Our School - School History

Coburg Primary School started out in May 1853 as a tent school in a small rural village then known as Pentridge, during what official correspondence of the time dubbed ‘the emergency’ ie the Victorian gold rush era. Such were the huge stresses and strains placed upon government services caused by the massive influx of gold seekers that it took ten months of wrangling just to purchase and erect the tent!

After three and a half months the students of Pentridge National School, as it was then officially known, together with their 20 year old English headmaster, transferred into a small wooden schoolhouse, having endured most of the winter spent under canvas.
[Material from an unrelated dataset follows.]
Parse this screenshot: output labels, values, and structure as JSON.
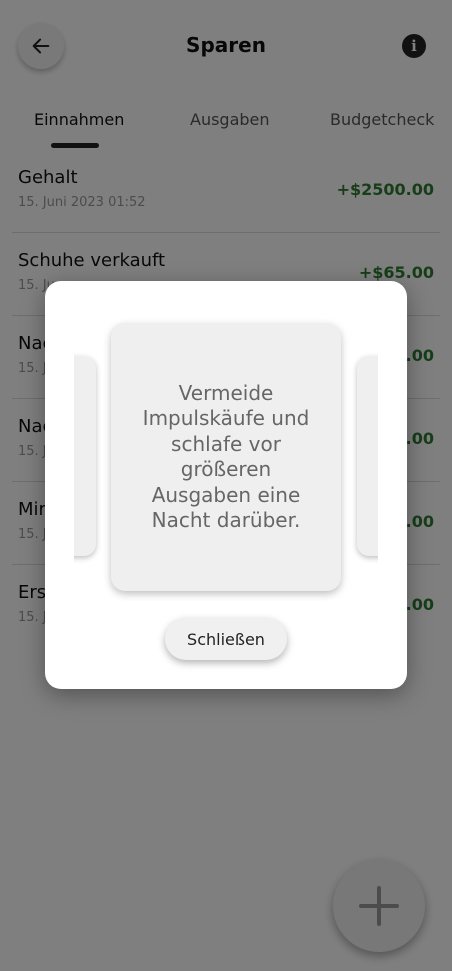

Towards the end of the year, with student numbers rapidly approaching 200, a teacher assistant had to be employed and discussions had already begun, concerning the need for two extra classrooms to alleviate the overcrowded conditions. Unfortunately, there was no money available at the time to act on this proposal.
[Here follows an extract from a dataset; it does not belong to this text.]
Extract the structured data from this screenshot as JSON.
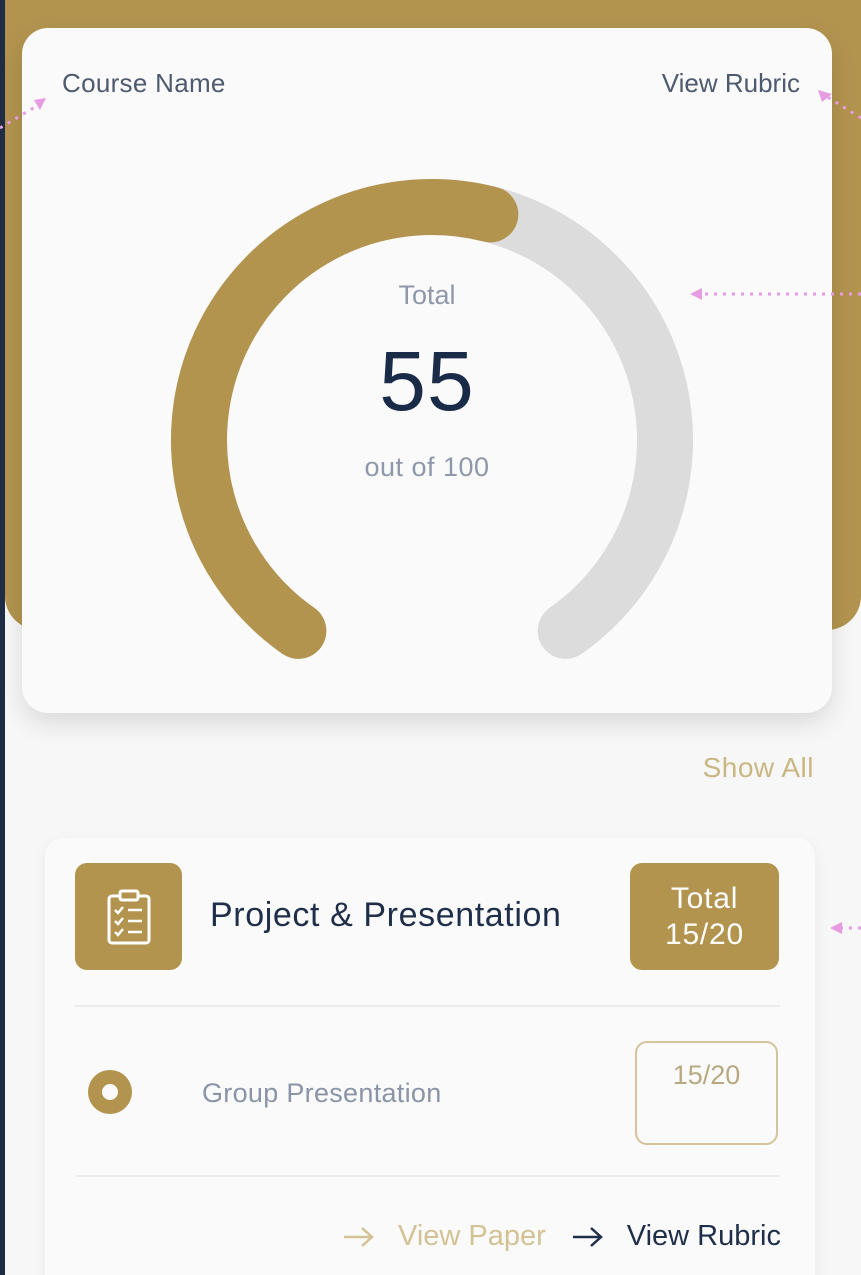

By mid-November 1855 the school building was being described by the chairman of Local Patrons as ‘a mass of dilapidation’ and ‘a disgrace to Pentridge’. Adding to the urgency for a new schoolhouse was the re-opening in April 1856 of the Anglican Church school on the corner of Urquhart Street and Sydney Road. The competition between these two schools to attract as many students as possible in order to remain financially viable reflected a larger rivalry between those that supported the Denominational system and those in favour of the National model.

To the relief of the latter group work began in late 1857 on a more permanent building, which had brick walls, a slate roof and bluestone foundations. This third version of Pentridge National School opened on July 8th the following year and was located within the eastern side of the present’s days senior school assembly area.

In September 1862 when the Victorian government replaced the two rival education boards, Denominational and National, with one board the school became the Pentridge Common School. Increasing enrolments during this decade led to the construction of a building in 1867 of the same design as the first to which it was adjoined. The building was located to the western side of the present day’s senior school assembly area. Three years later in 1870 the people behind the campaign to rename the locality known as Pentridge, a word that had become synonymous with the colony’s infamous central penitentiary, celebrated when the change of name to that of Coburg was officially recognised. Hence the Pentridge Common School became Coburg Common School. However, this title soon changed yet again, when the Victorian parliament passed a bill making primary education compulsory, free and secular in 1872

Coburg State School as it was now called continued to grow in student numbers; so much so that a third brick building was erected in front of the previous two school rooms in 1874. With its single storey façade and its slate tiled roof, it was by far the most impressive school building to front Bell Street up to that time.

A decade later an additional gothic style brick building was constructed in front of the middle section of the previous building. It was two storeys high and was topped by a tall metal spire. When the remodelling work began on the senior school site in 1924 only this addition was retained while the other three older structures were demolished to make way for the present building.

However, before this occurred (back in the 1890s), pressure began to grow for the construction of yet another school to accommodate the increasing numbers of younger children. Unfortunately it was to be almost 20 years before the problem was seriously addressed. It was the year 1907 that saw the first moves to provide an Infant building for the youngest students of Coburg state school. After delays caused by difficulties surrounding the choice of the most appropriate site, the infant school was officially opened on November 30th, 1910 on the southern side of Bell Street. In 1911 a circular wooden shelter shed was built.

While the buildings on the Infant side were a source of pride to the school community, the same could not be said of the senior side. By 1920 the condition of the senior school was described as scandalous, thus a request was sent to the Education Department to completely remodel the building. Only the two storey addition of 1884 survived the subsequent remodelling work of 1924. The school was finally opened on November 19th 1925.

The fourteen years from 1924 to 1938 marked the peak period for enrolments with the number of pupils attending always in excess of 1,000. It was only during the Second World War that the student population began to slowly decline. By the time Coburg State School became Coburg Primary School in 1971 less than 600 children’s names appeared on the school roll. Throughout the eighties and nineties the steady decrease in enrolments continued, caused by demographic changes that affected many other schools in Melbourne.

The school today has an enrolment of around 300 students and is on the rise once again due to the gentrification of the surrounding suburbs.